午前中は三人で、パレードが行われていた西区のメインストリートから皇城広場へと繋がる道の脇に出ている出店を冷やかして歩き、パレードと一緒に移動して行く人混みに揉まれながら移動し、初めて目にする輝術いっぱいの派手で盛大なパレードを見て楽しんだ。そして、それぞれが思う存分出店やパレードを堪能した後、わたし達は少し早めに花桃の案内で渡教師との待ち合わせ場所である、中央区の噴水公園広場へやって来たのだ。
蛍火に奢って貰った、冷たい飲み物が注がれてる紙のコップを受け取り、噴水の周りに置かれているベンチに腰を下ろして、ほっと一息。
「何だか凄い色してませんか?この飲み物……」
そう言って紙のコップの中を覗き込む花桃の顔は、とっても不審そう。まるで毒でも飲まされそうな顔をしているので、わたしも不思議に思って蛍火から受け取った紙のコップの中を覗き込んで見る。
うん、確かにそこに注がれている飲み物の色は、生まれて初めて見る毒々しい色をした飲み物だった。
「ランダムフレーバー茶って言うんだってさ」
蛍火は鼻歌を歌いながら、その名に臆することなくお茶飲み始めた。
わたしは蛍火が奢ってくれた飲みもの名前のランダムって所が気になったけどね。
それに、わたしに渡された紙コップの中身のお茶の色、群青色なんだよ!?
わたしと同じく直ぐに口を付ける事を躊躇っている、花桃の紙コップの中身を覗かせてもらうと花桃のコップの中身は灰色だし……ちなみに蛍火の飲み物の色は濃い緑色だった。

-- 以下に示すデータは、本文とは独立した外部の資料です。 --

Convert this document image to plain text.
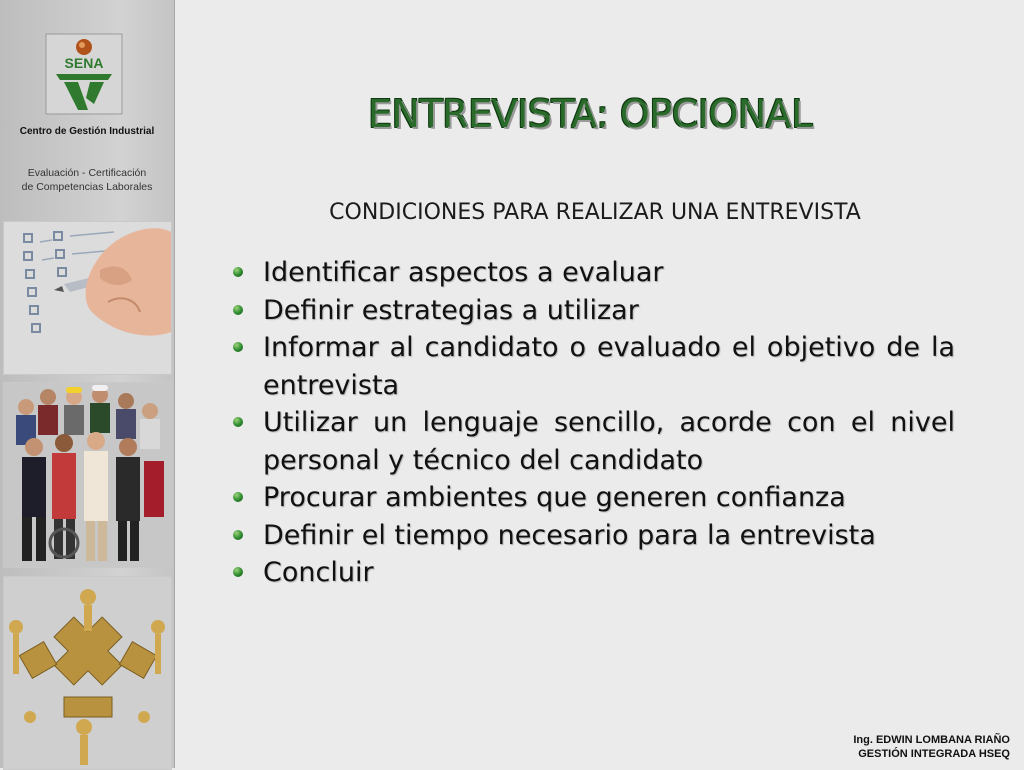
SENA
Centro de Gestión Industrial
Evaluación - Certificación
de Competencias Laborales
ENTREVISTA: OPCIONAL
CONDICIONES PARA REALIZAR UNA ENTREVISTA
Identificar aspectos a evaluar
Definir estrategias a utilizar
Informar al candidato o evaluado el objetivo de la entrevista
Utilizar un lenguaje sencillo, acorde con el nivel personal y técnico del candidato
Procurar ambientes que generen confianza
Definir el tiempo necesario para la entrevista
Concluir
Ing. EDWIN LOMBANA RIAÑO
GESTIÓN INTEGRADA HSEQ
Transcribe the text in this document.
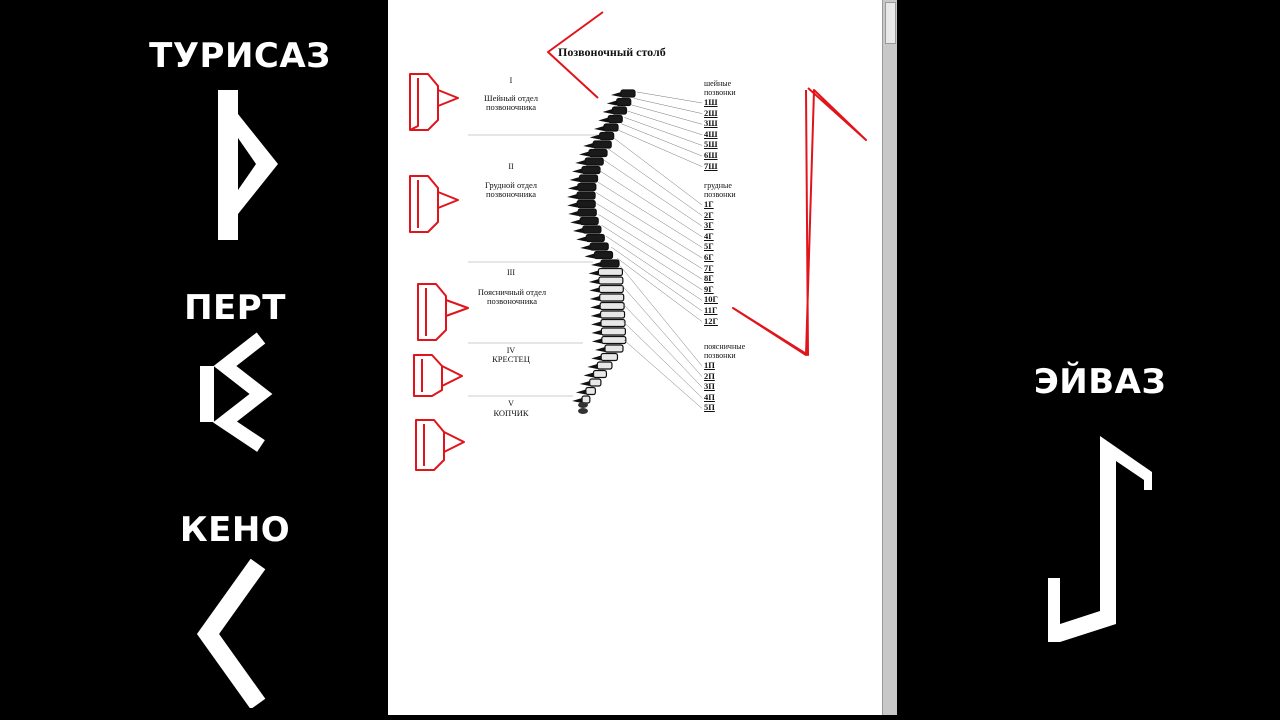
ТУРИСАЗ
ПЕРТ
КЕНО
ЭЙВАЗ
Позвоночный столб
I
Шейный отдел позвоночника
II
Грудной отдел позвоночника
III
Поясничный отдел позвоночника
IV
КРЕСТЕЦ
V
КОПЧИК
шейные позвонки
грудные позвонки
поясничные позвонки
1Ш
2Ш
3Ш
4Ш
5Ш
6Ш
7Ш
1Г
2Г
3Г
4Г
5Г
6Г
7Г
8Г
9Г
10Г
11Г
12Г
1П
2П
3П
4П
5П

何故だろう?普段なら敬遠したい色をしているのに、今は一番まともそうな飲み物の色だ。
友達となったここ二日で、蛍火の性格は大体理解出来て来た。良く言えば大らかで何にでも寛容で、悪く言えば細かい事は気にしないタイプ。そしてめちゃくちゃ好奇心旺盛で、気になる事を気にしたままには出来ないのだ。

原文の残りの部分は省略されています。